Мы с мамой читаем дальше:
…У меня был единственный сын — Леонид. Жена его родила ему двоих детей: сына Леню и дочку Тамару. Родами этой Тамарочки жена сына умерла. Сын мой был этнограф-путешественник, он поехал с экспедицией в Среднюю Азию — и не вернулся, погиб. Дети воспитывались у нас. Теперь Лене 13 лет, Тамарочке — 12. В моем завещании я назначаю их опекуном — Вас. Не отказывайтесь, Ваня, умоляю Вас. Пусть хоть внуки у нас будут общие! И я умру спокойно: никто не воспитает их такими честными, добрыми, благородными, как Вы, потому что Вы сами такой.О средствах не заботьтесь. Леня и Тамара имеют порядочное состояние. Будьте им только опекуном, воспитателем, дедушкой — тогда они вырастут хорошими людьми…
Милый Ваня, помните, Вы всегда шутили, что у меня руки «не хваткие», не сильные. И верно — не удержала я наше счастье, не удержала единственного сына, не удержала в себе жизнь, чтобы хоть один разочек повидаться с Вами. Одно удержала я, Ваня, драгоценный мой друг: мою любовь к Вам. Потому что и сегодня, в смертный мой час, люблю Вас, как любила всю жизнь.
Ваша Инна
Мы смотрим с мамой на неровные, кривые строки этого письма, на его прыгающие буквы, местами они разбегаются в разные стороны. Даже я — не говоря уж о маме! — понимаю, что плакать нельзя. Надо щадить Ивана Константиновича.
Так проходит много минут.
— Иван Константинович, — спрашивает мама, — она умерла?
Иван Константинович утвердительно наклоняет седую голову.
— Да… Вместе с этим письмом я получил извещение о смерти, копию с ее последних распоряжений… и все…

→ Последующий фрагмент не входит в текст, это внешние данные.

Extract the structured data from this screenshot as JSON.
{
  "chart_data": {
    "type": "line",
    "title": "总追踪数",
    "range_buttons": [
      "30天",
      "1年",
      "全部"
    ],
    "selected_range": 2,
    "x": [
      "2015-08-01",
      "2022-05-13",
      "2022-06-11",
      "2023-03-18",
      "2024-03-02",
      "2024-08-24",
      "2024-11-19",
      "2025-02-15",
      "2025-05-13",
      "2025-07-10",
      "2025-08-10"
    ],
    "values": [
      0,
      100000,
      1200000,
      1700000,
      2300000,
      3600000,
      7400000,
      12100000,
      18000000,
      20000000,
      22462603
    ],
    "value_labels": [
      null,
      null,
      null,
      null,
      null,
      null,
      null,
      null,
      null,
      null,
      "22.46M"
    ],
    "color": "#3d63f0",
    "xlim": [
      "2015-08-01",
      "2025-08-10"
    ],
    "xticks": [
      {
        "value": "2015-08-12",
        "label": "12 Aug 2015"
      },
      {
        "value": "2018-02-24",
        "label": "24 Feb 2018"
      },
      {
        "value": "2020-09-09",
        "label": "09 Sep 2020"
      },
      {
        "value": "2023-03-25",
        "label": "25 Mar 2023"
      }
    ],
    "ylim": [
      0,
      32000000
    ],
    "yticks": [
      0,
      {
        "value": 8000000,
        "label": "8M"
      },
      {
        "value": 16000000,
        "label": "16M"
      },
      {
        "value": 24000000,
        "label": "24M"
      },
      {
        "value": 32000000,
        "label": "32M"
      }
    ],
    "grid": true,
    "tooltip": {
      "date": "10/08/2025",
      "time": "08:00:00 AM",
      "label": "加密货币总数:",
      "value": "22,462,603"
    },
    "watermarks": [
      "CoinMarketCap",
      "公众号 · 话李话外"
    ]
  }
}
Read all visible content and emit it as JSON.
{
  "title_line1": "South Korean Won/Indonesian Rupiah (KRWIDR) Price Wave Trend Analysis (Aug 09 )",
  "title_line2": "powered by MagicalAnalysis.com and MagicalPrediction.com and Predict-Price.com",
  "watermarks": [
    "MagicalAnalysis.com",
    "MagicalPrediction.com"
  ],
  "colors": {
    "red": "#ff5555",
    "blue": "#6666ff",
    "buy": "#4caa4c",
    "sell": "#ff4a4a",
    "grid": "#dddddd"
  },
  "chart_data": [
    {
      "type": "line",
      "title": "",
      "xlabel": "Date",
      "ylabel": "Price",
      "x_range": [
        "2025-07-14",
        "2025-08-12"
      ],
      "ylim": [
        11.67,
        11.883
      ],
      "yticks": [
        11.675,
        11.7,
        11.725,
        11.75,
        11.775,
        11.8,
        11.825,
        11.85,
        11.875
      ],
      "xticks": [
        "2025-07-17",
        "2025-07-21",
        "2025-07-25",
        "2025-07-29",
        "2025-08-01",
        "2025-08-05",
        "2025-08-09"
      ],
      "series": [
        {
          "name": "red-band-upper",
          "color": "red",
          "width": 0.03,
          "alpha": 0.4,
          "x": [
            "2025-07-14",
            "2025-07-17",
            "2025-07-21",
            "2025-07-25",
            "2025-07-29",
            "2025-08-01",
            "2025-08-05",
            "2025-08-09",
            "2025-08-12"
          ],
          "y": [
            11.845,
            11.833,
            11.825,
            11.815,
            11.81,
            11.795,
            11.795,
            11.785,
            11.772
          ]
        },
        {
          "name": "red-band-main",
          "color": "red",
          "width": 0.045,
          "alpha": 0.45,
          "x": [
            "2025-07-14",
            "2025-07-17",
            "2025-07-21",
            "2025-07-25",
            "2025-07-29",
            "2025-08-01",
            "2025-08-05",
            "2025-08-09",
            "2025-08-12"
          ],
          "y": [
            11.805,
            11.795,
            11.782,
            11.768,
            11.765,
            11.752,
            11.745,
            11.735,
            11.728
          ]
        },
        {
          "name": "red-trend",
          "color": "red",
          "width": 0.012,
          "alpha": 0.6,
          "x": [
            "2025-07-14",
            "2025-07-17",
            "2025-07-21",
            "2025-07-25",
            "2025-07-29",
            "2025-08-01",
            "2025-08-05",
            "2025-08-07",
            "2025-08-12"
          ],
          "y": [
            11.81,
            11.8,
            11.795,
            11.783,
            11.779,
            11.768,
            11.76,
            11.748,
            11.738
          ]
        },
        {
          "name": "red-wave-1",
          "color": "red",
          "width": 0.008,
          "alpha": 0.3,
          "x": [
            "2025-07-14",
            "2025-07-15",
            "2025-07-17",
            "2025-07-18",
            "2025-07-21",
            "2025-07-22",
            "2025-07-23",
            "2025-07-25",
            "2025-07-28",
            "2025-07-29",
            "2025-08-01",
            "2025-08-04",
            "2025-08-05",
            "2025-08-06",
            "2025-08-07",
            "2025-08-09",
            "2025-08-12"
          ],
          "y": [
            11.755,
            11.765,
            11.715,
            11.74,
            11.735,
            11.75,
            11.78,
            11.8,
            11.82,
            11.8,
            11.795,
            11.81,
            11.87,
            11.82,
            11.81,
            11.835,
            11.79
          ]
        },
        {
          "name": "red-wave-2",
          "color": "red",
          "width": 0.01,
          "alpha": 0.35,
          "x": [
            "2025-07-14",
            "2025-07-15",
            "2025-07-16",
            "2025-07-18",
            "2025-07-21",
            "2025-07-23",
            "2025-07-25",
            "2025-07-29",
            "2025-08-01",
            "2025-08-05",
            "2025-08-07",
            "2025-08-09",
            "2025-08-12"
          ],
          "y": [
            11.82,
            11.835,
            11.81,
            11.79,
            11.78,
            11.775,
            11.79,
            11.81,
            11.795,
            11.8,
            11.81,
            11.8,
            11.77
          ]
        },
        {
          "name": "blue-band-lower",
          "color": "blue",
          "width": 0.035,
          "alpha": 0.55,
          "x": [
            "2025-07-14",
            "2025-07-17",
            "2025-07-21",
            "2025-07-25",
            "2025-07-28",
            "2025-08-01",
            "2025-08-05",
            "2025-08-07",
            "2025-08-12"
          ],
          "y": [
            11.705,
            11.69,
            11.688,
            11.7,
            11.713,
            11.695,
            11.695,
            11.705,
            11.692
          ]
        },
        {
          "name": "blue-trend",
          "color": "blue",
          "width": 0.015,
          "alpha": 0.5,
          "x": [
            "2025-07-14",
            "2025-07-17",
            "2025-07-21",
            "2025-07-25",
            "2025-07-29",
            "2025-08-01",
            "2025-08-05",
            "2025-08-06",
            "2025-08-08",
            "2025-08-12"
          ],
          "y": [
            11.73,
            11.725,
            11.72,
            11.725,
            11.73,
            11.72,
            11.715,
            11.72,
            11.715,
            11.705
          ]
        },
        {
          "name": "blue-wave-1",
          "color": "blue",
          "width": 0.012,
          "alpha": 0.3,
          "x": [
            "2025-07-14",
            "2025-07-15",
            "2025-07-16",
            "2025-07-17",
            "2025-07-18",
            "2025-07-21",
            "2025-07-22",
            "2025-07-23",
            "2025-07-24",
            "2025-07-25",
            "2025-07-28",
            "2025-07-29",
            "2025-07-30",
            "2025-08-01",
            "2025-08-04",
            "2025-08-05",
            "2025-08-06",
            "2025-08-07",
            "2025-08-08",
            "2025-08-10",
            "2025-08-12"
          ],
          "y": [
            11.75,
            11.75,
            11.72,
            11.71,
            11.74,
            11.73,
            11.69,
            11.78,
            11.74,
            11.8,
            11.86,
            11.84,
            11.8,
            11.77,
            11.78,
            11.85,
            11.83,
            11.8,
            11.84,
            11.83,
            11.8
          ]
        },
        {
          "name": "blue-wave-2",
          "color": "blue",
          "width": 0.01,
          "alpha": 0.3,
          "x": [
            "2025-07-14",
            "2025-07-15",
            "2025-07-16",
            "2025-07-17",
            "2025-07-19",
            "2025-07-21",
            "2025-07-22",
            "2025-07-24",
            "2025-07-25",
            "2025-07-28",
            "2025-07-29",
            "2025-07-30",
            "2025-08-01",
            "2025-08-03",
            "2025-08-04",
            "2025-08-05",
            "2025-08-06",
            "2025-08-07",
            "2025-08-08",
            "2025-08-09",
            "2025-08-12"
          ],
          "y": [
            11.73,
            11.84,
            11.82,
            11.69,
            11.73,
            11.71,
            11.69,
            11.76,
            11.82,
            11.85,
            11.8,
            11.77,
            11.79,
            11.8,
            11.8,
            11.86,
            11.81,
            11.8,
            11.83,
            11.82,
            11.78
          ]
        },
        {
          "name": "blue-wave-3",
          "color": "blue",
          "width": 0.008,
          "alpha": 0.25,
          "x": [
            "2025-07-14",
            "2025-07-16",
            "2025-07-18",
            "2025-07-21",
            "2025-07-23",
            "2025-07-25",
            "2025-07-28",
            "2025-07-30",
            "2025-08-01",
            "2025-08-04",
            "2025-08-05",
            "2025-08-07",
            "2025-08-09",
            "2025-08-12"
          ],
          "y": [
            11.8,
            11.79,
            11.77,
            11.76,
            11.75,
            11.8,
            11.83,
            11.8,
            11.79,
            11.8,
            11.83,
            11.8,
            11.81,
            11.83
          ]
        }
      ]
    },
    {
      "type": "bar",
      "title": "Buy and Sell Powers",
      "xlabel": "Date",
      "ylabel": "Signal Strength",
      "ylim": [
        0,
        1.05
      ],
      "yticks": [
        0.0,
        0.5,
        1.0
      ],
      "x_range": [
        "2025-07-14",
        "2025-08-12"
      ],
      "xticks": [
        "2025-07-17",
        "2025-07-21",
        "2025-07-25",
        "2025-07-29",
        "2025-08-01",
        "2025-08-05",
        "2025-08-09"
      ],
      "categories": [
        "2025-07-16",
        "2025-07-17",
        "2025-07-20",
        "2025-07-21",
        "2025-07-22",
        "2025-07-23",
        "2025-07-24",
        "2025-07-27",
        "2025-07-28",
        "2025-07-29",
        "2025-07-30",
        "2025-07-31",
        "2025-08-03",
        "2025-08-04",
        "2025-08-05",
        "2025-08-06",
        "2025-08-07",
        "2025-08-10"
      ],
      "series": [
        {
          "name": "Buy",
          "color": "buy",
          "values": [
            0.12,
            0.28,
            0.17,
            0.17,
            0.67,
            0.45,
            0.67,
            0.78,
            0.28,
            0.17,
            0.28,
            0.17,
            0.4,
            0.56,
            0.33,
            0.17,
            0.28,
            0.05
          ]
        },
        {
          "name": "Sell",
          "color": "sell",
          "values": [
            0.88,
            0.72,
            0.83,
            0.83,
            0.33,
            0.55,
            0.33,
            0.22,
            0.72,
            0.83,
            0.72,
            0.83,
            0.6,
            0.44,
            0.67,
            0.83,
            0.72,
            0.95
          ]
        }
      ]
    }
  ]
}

Я мысленно вижу перед собой карточку Инны Ивановны, как когда-то увидела ее в альбоме у Ивана Константиновича. В старомодном широком платье и кругленькой шапочке с пряжкой, с печальными, детски удивленными глазами, — а маленькие руки лежат на коленях покойно и беспомощно… Верно она написала про свои руки: ничего такими руками не схватить, не вырвать у жизни, не удержать.
Я подхожу к Ивану Константиновичу, — он по-прежнему смотрит каким-то отсутствующим взглядом, словно в прошлое свое смотрит.

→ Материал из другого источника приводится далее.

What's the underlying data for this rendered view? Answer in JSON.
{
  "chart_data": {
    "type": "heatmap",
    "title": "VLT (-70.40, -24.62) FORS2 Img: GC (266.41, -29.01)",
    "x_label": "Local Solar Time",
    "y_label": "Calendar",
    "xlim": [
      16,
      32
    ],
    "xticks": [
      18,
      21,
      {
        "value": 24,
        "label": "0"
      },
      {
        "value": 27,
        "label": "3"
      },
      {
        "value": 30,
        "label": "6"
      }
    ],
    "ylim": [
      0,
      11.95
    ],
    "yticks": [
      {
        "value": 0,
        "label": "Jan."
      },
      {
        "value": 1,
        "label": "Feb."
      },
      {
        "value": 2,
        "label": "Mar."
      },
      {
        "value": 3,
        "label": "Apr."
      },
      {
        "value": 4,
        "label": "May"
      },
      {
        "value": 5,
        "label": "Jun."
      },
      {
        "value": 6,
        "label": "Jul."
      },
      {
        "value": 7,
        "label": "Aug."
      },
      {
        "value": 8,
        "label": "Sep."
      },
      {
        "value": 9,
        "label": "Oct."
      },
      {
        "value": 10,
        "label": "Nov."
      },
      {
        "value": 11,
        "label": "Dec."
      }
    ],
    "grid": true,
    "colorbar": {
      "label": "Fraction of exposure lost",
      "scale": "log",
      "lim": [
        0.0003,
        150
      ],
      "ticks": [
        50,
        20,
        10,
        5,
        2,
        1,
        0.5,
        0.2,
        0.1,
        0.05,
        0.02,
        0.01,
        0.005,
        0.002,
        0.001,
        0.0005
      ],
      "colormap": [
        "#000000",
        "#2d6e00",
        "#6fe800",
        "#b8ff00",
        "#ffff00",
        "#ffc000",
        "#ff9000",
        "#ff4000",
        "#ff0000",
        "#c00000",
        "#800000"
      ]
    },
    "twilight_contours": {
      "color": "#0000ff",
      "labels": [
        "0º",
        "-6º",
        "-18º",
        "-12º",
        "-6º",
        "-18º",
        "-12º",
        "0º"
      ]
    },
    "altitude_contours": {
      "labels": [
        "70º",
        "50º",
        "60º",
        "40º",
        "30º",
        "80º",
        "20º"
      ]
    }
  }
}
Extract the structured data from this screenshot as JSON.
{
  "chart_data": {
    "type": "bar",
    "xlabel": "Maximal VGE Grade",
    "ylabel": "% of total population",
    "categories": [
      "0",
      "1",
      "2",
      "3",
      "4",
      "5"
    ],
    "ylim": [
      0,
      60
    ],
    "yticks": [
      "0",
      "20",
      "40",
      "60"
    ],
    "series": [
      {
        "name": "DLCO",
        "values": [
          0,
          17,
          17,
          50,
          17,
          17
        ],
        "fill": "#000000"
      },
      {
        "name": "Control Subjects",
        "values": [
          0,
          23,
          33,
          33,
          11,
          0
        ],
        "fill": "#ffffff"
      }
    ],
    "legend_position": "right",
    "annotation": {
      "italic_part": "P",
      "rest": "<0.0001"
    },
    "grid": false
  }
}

— Иван Константинович! — говорю я. — Девочке-то этой, Тамарочке, десять лет? Как мне…
— Постарше она тебя… Двенадцать ей… Но в первом классе, как ты… Болела, верно, или, может быть, баловали ее… Ну как, будешь ты с ней дружить, с сироткой этой?
— Конечно! Зачем вы спрашиваете?
Иван Константинович собирается завтра выехать в тот город, где живут внуки Инны Ивановны, и привезти их сюда. Здесь мальчика отдадут в гимназию — он учится в кадетском корпусе, — в нашем городе кадетского корпуса нет. Девочку определят к нам в институт. Поль будет заниматься с ними по-французски. А завтра с утра мама и Поль пойдут на квартиру Ивана Константиновича. Они устроят комнаты для детей, Лени и Тамары, чтобы им было уютно, удобно жить. Квартира у Ивана Константиновича большая, но часть ее, чуть ли не в целых три комнаты, занимают его звери — собаки, попугай, аквариумы с рыбами, террариумы с черепахами, саламандрами, лягушками.